I’m in Georgetown, Kentucky this week. I had 90 minutes to spare today, so I zoomed over to the local library, popped open my laptop, and started working on my current project. I realized someone had taken the desk behind me when the clack-clack of an electric typewriter began. I raised my head from the screen, listened to the rhythm, and dove into my work again. Instantly, the typing put me in the zone.
Sometime later, a voice broke through my concentration. I looked to find a woman standing beside my chair, telling the typist, “We have conference rooms, sir, if you’d prefer to work in one.”
“I didn’t think I was making that much noise,” he commented.
The librarian repeated her invitation, and, within seconds, my phone alarm went off. I stopped it and began to pack up. This meant I was turned toward the guy peering over his machine, looking rather dazed.
I said, “I like it, too,” and smiled.
There’s this thing about me, and you probably wouldn’t guess it on first glance. I look pretty normal, but I really can’t say what I mean. Which, coming from my lips, would be interpreted as, “I haz the don’t talk good.”
Oh, I can tell you exactly what I think once I’ve written it out, but the words hardly ever present themselves to me on the fly. And my comment was completely useless in this case because it had no context or meaning to the typist behind me. I’d been thinking, ‘He was told to move because he was making a noise people might not like. But he liked it. And I (aided in my thought processes by the rhythm) liked it, too.’

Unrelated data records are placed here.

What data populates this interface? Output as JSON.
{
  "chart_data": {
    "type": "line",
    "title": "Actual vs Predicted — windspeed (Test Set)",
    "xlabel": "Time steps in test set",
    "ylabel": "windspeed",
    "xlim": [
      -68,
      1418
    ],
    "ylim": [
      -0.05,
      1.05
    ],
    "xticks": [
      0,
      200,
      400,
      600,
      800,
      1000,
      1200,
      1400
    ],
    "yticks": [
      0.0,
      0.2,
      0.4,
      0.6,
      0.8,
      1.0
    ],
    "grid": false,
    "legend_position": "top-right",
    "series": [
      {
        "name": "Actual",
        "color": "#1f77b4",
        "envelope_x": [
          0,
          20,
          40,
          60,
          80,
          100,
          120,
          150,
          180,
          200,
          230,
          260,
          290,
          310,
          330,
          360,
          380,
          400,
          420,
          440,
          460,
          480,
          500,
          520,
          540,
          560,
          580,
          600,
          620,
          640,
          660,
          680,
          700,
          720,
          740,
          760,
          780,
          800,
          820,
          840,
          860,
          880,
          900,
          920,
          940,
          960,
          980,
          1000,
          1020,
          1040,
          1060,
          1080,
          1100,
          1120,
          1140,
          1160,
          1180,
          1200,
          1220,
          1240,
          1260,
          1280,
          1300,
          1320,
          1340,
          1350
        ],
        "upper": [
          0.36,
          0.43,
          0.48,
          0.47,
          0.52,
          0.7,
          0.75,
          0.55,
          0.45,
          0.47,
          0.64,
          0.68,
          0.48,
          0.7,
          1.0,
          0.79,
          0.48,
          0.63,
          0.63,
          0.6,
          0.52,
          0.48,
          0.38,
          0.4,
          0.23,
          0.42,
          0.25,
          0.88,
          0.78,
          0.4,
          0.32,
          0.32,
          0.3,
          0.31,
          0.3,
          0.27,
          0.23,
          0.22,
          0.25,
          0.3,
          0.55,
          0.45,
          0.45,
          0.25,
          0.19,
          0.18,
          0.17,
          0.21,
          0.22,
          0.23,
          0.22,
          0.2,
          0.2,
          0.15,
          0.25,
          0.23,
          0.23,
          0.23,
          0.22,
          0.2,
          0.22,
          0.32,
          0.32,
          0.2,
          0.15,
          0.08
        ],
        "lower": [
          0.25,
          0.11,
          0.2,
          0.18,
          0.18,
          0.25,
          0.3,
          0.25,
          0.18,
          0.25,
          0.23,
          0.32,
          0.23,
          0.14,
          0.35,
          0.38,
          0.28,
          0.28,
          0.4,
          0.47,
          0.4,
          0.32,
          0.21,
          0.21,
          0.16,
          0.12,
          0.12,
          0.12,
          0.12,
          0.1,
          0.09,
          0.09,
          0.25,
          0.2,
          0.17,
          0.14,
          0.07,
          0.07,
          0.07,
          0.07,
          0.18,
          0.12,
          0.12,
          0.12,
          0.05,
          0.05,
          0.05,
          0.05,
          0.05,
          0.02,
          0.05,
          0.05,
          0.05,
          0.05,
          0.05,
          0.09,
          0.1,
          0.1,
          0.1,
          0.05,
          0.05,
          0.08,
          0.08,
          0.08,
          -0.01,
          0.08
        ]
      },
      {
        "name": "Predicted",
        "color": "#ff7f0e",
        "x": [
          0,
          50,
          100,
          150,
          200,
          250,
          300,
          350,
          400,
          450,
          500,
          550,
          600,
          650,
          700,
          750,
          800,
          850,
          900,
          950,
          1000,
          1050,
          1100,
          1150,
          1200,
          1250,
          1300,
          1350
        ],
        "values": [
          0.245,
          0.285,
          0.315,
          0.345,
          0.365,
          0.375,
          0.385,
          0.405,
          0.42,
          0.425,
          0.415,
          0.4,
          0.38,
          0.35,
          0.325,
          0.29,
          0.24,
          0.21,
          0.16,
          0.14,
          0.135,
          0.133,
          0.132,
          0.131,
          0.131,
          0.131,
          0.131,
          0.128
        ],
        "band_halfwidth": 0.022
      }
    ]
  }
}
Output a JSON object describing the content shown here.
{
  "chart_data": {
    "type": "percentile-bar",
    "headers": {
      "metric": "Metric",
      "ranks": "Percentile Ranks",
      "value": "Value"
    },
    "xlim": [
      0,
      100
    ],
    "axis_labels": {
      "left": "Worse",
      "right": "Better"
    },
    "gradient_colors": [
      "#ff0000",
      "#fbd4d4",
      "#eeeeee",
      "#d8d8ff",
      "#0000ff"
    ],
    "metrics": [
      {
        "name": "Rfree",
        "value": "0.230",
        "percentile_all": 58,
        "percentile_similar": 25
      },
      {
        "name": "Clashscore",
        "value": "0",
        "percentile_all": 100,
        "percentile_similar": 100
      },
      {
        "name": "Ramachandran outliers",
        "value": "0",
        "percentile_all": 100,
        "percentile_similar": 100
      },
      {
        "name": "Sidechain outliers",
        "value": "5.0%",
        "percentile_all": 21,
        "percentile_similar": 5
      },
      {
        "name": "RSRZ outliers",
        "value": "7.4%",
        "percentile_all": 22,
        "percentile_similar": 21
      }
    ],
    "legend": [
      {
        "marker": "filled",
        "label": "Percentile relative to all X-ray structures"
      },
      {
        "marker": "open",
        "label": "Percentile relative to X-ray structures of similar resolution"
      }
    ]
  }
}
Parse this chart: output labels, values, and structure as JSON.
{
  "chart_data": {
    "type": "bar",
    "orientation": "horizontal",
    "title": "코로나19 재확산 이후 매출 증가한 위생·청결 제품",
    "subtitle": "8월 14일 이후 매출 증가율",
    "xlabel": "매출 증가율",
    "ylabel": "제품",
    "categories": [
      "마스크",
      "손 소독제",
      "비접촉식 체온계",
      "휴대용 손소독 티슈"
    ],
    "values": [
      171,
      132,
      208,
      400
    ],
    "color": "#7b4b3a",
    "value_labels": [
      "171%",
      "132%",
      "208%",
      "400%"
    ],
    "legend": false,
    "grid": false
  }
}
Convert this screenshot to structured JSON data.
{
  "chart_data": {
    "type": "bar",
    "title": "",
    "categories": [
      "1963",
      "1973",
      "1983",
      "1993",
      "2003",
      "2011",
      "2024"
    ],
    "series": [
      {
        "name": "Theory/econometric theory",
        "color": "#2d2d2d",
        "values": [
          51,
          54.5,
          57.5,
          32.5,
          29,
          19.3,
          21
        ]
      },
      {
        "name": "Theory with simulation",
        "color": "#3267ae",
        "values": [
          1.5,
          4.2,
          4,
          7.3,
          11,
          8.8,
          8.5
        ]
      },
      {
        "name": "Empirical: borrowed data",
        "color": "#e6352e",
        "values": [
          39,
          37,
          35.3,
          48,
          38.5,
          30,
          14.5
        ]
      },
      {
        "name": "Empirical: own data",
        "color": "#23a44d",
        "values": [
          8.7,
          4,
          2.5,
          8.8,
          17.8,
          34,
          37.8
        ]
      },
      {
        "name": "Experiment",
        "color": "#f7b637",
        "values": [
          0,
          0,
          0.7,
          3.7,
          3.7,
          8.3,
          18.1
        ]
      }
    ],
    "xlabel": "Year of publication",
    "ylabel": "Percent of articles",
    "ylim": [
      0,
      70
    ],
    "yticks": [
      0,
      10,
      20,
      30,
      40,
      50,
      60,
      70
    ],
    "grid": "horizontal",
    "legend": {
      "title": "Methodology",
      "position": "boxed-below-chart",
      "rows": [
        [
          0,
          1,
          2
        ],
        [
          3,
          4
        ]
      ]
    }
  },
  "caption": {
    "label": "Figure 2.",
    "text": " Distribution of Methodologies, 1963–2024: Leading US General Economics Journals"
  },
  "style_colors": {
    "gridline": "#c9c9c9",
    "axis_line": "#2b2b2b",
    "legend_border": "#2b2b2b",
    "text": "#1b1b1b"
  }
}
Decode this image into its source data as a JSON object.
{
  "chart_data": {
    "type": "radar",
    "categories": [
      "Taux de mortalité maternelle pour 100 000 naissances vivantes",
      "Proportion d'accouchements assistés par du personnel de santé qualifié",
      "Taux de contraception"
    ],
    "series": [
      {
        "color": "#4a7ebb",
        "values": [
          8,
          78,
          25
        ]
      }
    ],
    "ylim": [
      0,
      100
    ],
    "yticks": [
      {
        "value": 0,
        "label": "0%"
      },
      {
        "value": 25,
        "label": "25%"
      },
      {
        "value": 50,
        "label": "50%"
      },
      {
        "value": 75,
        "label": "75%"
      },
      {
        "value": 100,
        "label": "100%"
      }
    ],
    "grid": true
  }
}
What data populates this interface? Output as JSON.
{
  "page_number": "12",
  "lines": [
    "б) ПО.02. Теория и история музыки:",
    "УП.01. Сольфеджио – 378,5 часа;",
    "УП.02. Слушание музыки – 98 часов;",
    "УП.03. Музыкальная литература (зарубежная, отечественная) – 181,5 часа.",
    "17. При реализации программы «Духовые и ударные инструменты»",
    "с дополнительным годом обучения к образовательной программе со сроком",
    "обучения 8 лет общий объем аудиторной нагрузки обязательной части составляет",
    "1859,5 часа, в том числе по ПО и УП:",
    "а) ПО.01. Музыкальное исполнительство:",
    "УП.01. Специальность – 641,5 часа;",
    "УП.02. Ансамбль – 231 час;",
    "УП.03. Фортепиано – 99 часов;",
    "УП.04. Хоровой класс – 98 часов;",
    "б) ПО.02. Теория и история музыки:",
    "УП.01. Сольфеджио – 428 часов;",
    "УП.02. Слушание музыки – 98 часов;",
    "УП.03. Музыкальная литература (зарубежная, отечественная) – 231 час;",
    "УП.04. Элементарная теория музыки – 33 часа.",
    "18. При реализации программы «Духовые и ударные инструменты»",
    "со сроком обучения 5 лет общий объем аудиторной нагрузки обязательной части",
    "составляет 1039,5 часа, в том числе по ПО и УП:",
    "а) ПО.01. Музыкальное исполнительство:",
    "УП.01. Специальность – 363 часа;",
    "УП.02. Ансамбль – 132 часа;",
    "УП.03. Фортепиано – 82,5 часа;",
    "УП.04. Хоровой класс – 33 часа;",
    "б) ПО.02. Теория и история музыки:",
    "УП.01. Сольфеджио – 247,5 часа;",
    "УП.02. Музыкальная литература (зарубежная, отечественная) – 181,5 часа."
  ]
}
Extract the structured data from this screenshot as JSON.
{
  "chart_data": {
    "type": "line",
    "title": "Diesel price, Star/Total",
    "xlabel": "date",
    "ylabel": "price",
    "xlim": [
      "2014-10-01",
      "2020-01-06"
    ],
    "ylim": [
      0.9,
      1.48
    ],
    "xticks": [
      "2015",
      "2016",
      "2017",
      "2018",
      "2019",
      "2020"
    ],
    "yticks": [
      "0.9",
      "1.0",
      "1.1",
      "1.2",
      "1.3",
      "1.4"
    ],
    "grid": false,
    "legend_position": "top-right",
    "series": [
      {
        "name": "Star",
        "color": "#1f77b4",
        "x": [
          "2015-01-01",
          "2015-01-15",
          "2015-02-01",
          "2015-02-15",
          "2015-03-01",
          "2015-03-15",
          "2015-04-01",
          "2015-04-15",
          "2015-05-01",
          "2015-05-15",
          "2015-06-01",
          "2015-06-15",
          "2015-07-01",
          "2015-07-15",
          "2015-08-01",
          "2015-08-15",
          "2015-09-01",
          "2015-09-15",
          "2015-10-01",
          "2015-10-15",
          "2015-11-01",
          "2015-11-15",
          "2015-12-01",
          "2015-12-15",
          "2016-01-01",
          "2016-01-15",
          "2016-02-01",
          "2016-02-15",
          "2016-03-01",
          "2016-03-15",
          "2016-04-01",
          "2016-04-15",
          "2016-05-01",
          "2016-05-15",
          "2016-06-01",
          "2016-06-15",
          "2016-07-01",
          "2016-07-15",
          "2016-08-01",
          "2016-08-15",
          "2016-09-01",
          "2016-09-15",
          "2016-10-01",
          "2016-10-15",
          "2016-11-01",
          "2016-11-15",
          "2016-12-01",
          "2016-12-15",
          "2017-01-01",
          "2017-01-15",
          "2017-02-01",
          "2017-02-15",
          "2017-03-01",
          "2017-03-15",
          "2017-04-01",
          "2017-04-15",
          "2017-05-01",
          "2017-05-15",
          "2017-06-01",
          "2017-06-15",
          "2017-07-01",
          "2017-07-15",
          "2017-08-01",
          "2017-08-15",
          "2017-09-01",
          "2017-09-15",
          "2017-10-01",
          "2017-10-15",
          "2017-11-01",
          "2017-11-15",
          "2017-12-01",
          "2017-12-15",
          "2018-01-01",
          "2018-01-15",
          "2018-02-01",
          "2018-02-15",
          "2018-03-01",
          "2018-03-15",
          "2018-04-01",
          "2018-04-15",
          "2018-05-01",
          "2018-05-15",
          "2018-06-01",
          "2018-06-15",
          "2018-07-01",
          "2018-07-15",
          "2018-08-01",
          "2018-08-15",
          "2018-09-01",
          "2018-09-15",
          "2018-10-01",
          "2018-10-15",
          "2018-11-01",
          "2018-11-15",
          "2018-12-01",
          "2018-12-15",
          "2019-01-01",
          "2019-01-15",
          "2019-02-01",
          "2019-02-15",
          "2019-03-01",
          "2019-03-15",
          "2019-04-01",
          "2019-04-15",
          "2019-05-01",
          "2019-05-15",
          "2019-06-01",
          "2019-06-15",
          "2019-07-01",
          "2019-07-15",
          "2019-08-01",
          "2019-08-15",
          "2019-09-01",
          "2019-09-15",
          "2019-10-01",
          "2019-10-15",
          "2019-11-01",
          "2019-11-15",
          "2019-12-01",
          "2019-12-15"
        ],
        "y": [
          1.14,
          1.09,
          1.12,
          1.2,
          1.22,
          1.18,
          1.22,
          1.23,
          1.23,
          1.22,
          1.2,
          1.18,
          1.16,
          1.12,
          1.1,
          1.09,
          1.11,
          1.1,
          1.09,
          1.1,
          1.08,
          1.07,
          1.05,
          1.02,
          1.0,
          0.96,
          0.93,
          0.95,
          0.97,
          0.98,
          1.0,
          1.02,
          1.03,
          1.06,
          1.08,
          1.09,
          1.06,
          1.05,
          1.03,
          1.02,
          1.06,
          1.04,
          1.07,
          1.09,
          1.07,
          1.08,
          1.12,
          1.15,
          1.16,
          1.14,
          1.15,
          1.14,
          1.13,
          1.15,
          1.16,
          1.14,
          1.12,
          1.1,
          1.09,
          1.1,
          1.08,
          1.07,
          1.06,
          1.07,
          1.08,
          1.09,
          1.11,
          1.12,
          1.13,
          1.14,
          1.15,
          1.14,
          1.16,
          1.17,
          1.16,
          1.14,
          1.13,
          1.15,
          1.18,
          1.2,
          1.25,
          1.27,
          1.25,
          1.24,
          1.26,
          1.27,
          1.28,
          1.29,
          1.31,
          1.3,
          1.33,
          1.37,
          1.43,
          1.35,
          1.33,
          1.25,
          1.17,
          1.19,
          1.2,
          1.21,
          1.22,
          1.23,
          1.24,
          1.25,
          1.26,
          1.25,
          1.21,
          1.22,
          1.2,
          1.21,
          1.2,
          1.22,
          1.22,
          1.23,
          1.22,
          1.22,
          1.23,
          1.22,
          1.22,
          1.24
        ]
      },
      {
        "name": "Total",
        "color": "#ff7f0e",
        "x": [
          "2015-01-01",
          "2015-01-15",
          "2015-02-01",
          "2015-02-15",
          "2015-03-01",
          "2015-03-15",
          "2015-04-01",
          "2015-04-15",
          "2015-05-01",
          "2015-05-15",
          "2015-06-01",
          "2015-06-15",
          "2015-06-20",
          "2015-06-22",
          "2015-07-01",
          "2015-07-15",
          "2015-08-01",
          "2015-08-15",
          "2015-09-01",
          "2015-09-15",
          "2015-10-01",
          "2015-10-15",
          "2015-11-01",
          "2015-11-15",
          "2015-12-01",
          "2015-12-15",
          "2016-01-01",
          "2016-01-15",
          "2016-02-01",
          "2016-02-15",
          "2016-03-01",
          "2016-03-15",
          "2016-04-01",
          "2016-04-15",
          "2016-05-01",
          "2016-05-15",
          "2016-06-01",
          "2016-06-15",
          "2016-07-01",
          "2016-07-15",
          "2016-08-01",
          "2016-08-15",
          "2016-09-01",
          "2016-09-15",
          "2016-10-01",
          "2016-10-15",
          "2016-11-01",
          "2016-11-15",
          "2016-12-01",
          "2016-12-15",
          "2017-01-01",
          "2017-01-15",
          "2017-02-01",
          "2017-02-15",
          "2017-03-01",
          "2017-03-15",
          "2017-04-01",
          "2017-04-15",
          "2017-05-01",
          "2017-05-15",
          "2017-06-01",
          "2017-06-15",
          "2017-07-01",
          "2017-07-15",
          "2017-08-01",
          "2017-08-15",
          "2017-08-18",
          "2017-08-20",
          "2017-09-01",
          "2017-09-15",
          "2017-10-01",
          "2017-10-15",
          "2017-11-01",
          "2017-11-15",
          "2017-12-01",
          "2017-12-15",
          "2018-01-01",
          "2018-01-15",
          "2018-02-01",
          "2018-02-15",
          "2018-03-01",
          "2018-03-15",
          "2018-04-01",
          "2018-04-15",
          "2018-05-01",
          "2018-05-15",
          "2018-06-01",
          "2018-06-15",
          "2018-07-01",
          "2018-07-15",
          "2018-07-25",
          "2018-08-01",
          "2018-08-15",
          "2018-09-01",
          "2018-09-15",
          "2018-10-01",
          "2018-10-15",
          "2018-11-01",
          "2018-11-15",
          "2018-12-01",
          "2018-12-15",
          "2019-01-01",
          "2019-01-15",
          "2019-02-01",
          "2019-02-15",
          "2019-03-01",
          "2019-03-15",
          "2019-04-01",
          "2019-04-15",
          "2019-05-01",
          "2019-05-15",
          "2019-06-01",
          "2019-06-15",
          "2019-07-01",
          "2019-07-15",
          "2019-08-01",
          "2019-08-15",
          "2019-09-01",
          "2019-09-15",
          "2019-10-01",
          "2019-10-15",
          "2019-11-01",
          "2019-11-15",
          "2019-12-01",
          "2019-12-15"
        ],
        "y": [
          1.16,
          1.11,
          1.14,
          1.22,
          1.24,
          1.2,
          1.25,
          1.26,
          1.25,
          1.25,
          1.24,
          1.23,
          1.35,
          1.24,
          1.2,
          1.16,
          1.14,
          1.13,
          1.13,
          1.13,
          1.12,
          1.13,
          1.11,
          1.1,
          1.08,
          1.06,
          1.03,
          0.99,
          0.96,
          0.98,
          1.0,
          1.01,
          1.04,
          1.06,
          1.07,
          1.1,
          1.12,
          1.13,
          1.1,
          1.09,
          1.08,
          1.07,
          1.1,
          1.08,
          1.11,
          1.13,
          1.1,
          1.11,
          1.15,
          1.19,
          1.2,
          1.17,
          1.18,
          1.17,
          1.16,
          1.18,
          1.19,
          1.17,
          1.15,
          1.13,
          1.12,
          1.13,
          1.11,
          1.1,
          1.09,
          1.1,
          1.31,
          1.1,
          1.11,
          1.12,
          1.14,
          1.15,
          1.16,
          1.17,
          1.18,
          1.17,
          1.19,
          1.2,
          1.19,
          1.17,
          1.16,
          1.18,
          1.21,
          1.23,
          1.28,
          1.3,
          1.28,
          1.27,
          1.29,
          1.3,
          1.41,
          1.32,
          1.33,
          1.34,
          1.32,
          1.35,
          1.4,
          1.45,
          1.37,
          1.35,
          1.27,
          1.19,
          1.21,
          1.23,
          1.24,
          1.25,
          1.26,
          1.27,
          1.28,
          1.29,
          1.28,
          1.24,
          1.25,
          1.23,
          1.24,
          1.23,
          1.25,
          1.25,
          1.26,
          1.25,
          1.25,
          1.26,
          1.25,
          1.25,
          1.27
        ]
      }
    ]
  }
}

But, “I like it, too” came across to him as, “I’d like it, too.” It was most unfortunate that he interpreted my comment to mean that I, too, would like it if he grabbed up his typewriter and headed for a conference room.
But I didn’t figure this out until well after he’d given me a hard look and packed up his stuff.
He stomped up to the front desk, and I got to listen to him complain, heatedly, about the rights of typewriter owners everywhere and the undemocratic environment of a library filled with the noises of cell phones and video game devices. (It was true. Though I hadn’t heard any video games, I’d heard 2 seconds of a phone alarm–mine.)
He obviously thought everyone was against him and his trusty typewriter. Only, I wasn’t against them at all. In fact, I’d been contemplating how I could find typewriter background noise to work by in future.
He glared at me again as he headed toward the exit, lifted his typewriter bag, and pointed to it.
“This is coming!” he declared, like a disgruntled prophet out of a fantasy novel.
I shrugged. “I liked it. I didn’t have any problem with it at all!”
As I finished my lengthy-for-me defense, he turned his back and waved his hand over his shoulder.
“Talk to the hand,” he said. “I’m outta here.”
Wizfect, my sensitive little laptop, seemed to take it harder than I did. It wanted to do some updating, perhaps find a comforting code to solace itself.
While I waited for Wizfect to find the strength to go on, I mused about what this man might have been typing up. Was he a writer interrupted, caught off guard by a conscientious librarian? Had his outburst been fueled by a stormy scene, his character inadvertently possessing him in the raging emotions he’d created? Or was he just madly devoted to his typewriter?
I patted Wizfect. To all of these I can relate.